Goenka’s Rs 27 crore bet on Rishabh Pant falters amid IPL captain comparisons

“Mahi, Rohit, Rishabh” — that was the legacy Sanjiv Goenka had imagined for his Rs 27 crore star following the IPL 2025 auction. The vision was to place Rishabh Pant in the same bracket as the league’s most decorated captains, and alongside two of India’s most revered white-ball performers. When it became clear that Pant would be part of the mega auction, expectations were largely unanimous that he would command the biggest price, given his role as India’s first-choice wicket-keeper in a T20 World Cup-winning campaign and his reputation as a fearless, crowd-attracting batter.

Yet, barely a year and a half into the Lucknow Super Giants experiment, the picture around Pant has started to look increasingly bleak. So much so that a premature halt to his white-ball career is no longer something that can be dismissed as unlikely.

The damning reality

Rishabh Pant’s numbers in the LSG setup raise uncomfortable questions. After his opening 21 outings for Lucknow, his strike rate may not be the headline, but his batting average is: it sits at 20.8 across those games. If you remove the standout knock of 118 not out that came in an inconsequential league encounter during IPL 2025, the figure falls further to 15.7.

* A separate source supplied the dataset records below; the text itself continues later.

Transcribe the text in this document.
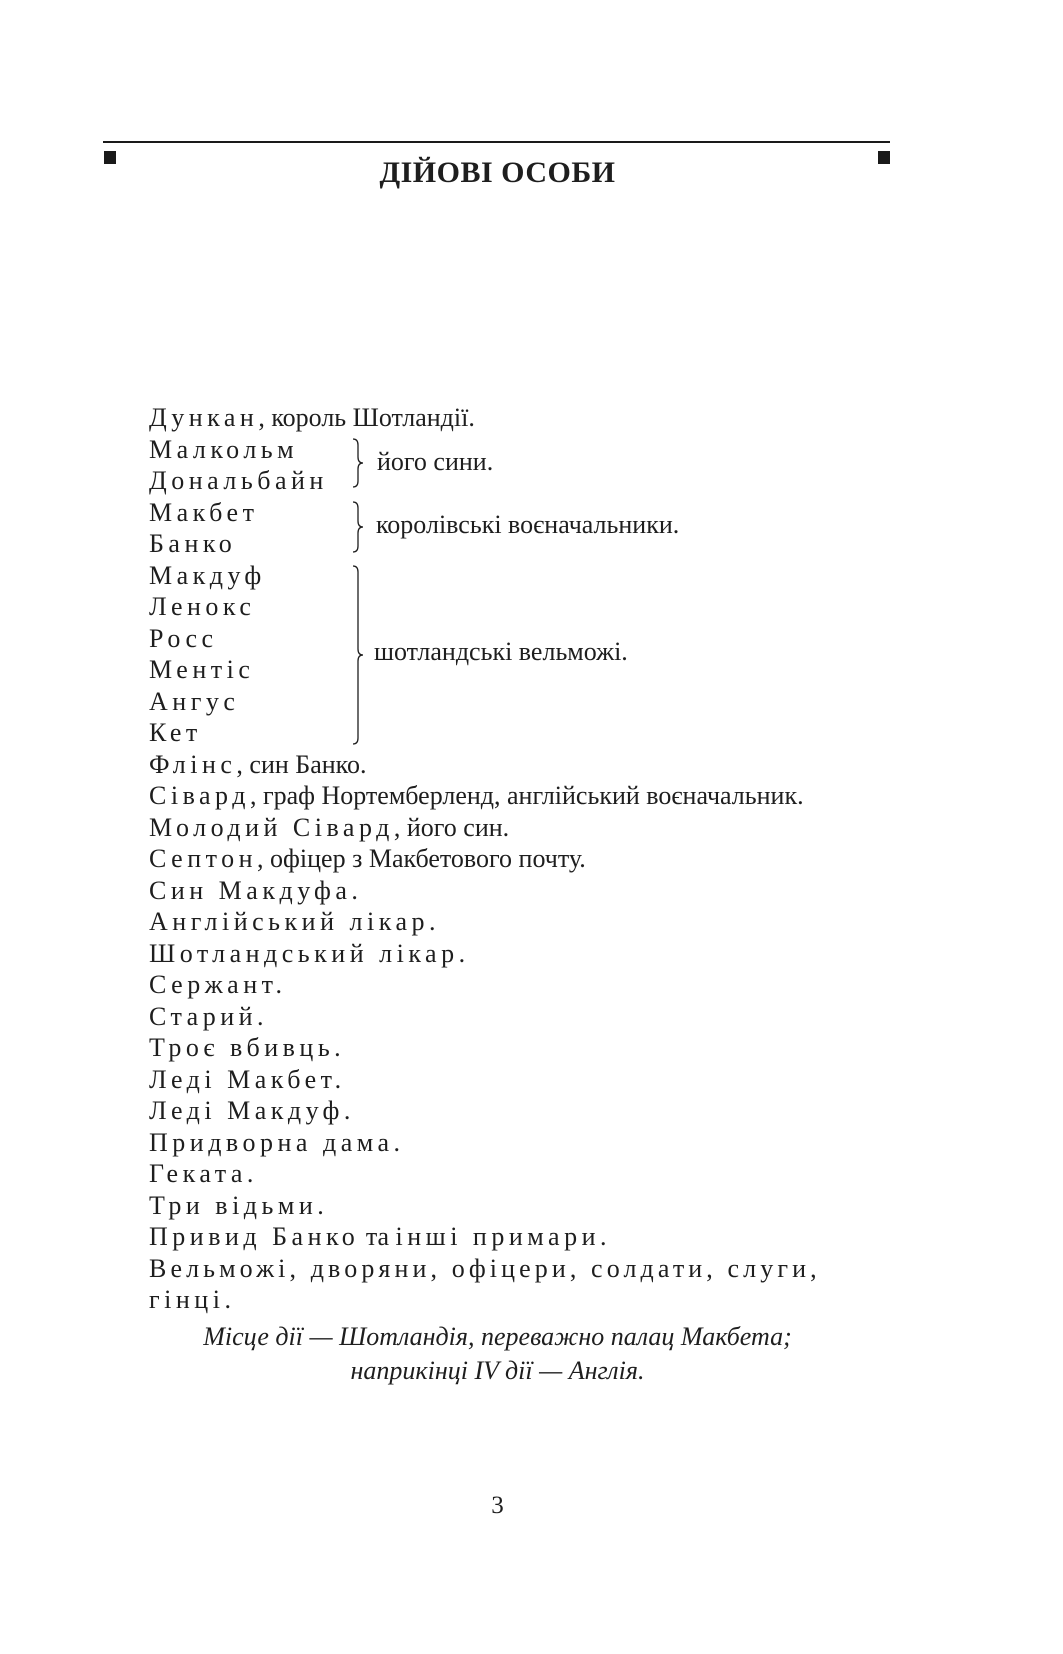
ДІЙОВІ ОСОБИ
Дункан, король Шотландії.
Малкольм
Дональбайн
його сини.
Макбет
Банко
королівські воєначальники.
Макдуф
Ленокс
Росс
Ментіс
Ангус
Кет
шотландські вельможі.
Флінс, син Банко.
Сівард, граф Нортемберленд, англійський воєначальник.
Молодий Сівард, його син.
Септон, офіцер з Макбетового почту.
Син Макдуфа.
Англійський лікар.
Шотландський лікар.
Сержант.
Старий.
Троє вбивць.
Леді Макбет.
Леді Макдуф.
Придворна дама.
Геката.
Три відьми.
Привид Банко та інші примари.
Вельможі, дворяни, офіцери, солдати, слуги,
гінці.
Місце дії — Шотландія, переважно палац Макбета;
наприкінці IV дії — Англія.
3
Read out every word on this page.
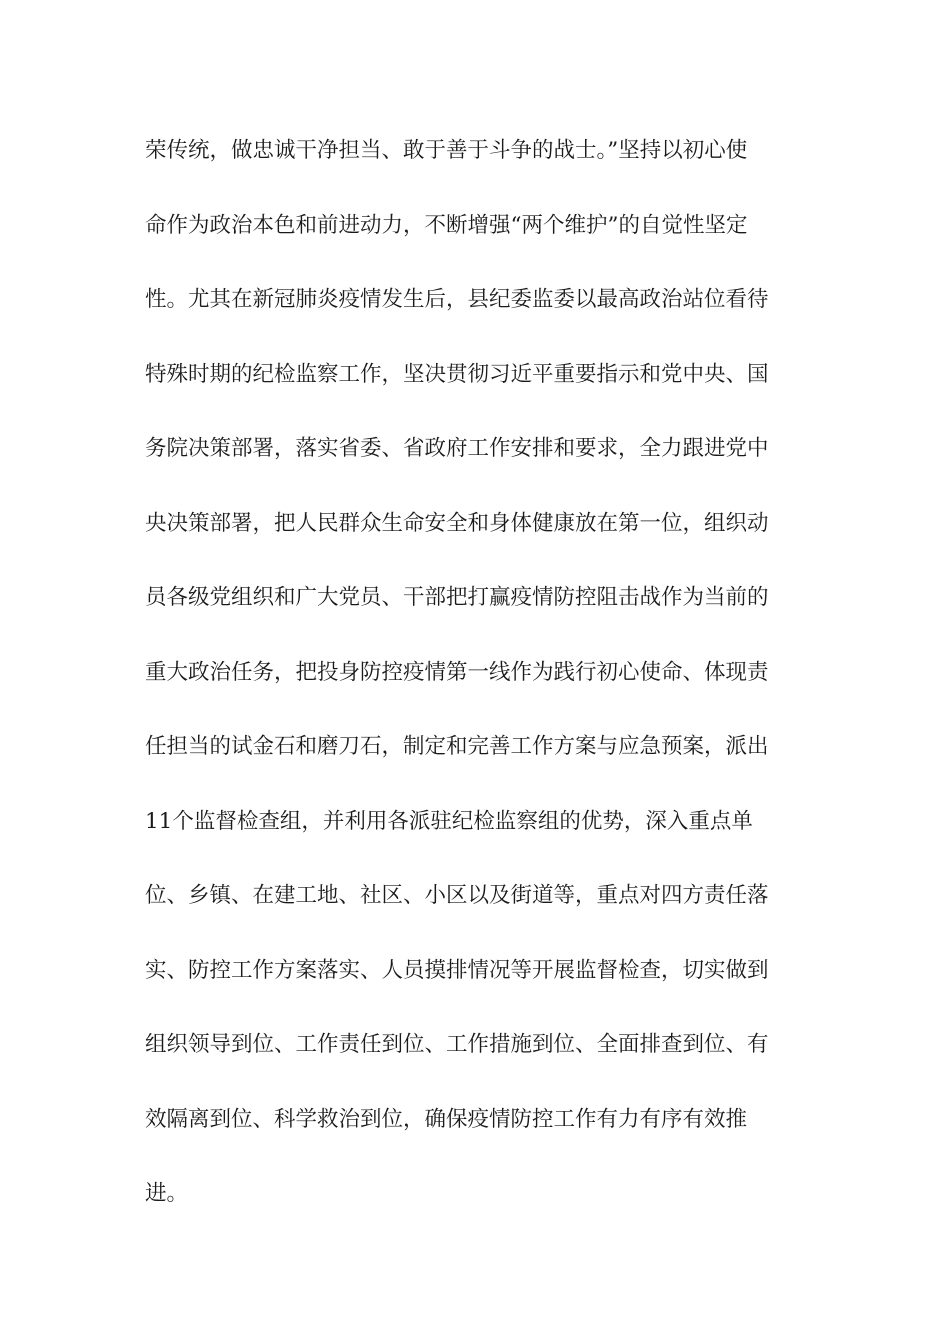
荣传统，做忠诚干净担当、敢于善于斗争的战士。”坚持以初心使
命作为政治本色和前进动力，不断增强“两个维护”的自觉性坚定
性。尤其在新冠肺炎疫情发生后，县纪委监委以最高政治站位看待
特殊时期的纪检监察工作，坚决贯彻习近平重要指示和党中央、国
务院决策部署，落实省委、省政府工作安排和要求，全力跟进党中
央决策部署，把人民群众生命安全和身体健康放在第一位，组织动
员各级党组织和广大党员、干部把打赢疫情防控阻击战作为当前的
重大政治任务，把投身防控疫情第一线作为践行初心使命、体现责
任担当的试金石和磨刀石，制定和完善工作方案与应急预案，派出
11个监督检查组，并利用各派驻纪检监察组的优势，深入重点单
位、乡镇、在建工地、社区、小区以及街道等，重点对四方责任落
实、防控工作方案落实、人员摸排情况等开展监督检查，切实做到
组织领导到位、工作责任到位、工作措施到位、全面排查到位、有
效隔离到位、科学救治到位，确保疫情防控工作有力有序有效推
进。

Those are difficult statistics for any top-order batter, and especially for someone often regarded as one of the most gifted batsmen of his generation. The contrast becomes even sharper because Pant’s flamboyant approach has also been viewed by many as the style that could eventually establish him as India’s greatest-ever Test wicket-keeper batter.

However, what is happening in white-ball cricket looks worlds away from his Test journey. He hasn’t played a single T20 International since July 2024, and he also hasn’t featured in an ODI since August 2024. He was left out when Ajit Agarkar’s plans for the T20 World Cup 2026 squad were drawn up, and it is entirely possible that he could also miss the selectors’ thoughts when the 15-man Cricket World Cup 2027 group is assembled.

Steep competition for wicket-keeper places

One reason Pant’s situation looks so tight is the sheer depth of wicket-keeper batters available to India in white-ball cricket. The roles in the current setup appear broadly secured: KL Rahul holds the edge in ODIs for now, while Sanju Samson’s place in T20Is is similarly well established.

Ishan Kishan has also surged back into form and has forced his way into the T20I playing XI, while he could once again become a contender for ODI selection depending on how conditions and team combinations shift.

Meanwhile, Jitesh Sharma and Dhruv Jurel continue to wait for their break. Both have been consistently impressing through domestic cricket and the IPL. Jitesh, despite his efforts, missed out on India’s T20 World Cup 2026 squad, and the 25-year-old Jurel is steadily sharpening his skills and building versatility across multiple batting positions.

Even without factoring in the wider pool of talent such as Kartik Sharma or Mukul Choudhary, it is difficult to argue that Pant is ahead of the pack in white-ball formats anymore. In particular, in T20Is, he arguably finds himself behind five wicket-keepers already. Given the recent dip in his batting output, it becomes hard to see how the Ajit Agarkar-led BCCI selection group would be making an error by looking elsewhere.

LSG failure and the captaincy-price tag pressure

Pant’s Lucknow Super Giants assignment has not unravelled in a minor way — it has gone badly. He was handed the captaincy of a franchise that already has two prominent white-ball leaders in Aiden Markram and Mitchell Marsh. But the results under his stewardship have not matched the expectations that usually surround such appointments.

In the IPL 2026 context, LSG have managed only 8 wins from 21 games under Pant’s leadership. At the time of writing, the side sits just one position above the wooden spot in the points table. On top of that, his batting has not provided a consistent rescue act. Pant has shown signs of losing confidence at the crease too often for a player expected to dominate in high-pressure overs, and the free-flowing, unorthodox shot-making that defines his Test batting has not appeared with the same regularity in the IPL.

It is hard to judge whether Pant’s decline is purely a matter of not developing further as a white-ball batter, or whether captaincy responsibilities and the weight of his price tag have amplified the pressure. What is clear, though, is that the downturn in his white-ball trajectory has closely coincided with the mounting problems at LSG.

For now, matching the impact of Mahendra Singh Dhoni or Rohit Sharma — both in the IPL and for India in white-ball cricket — still looks like a distant, distant reality.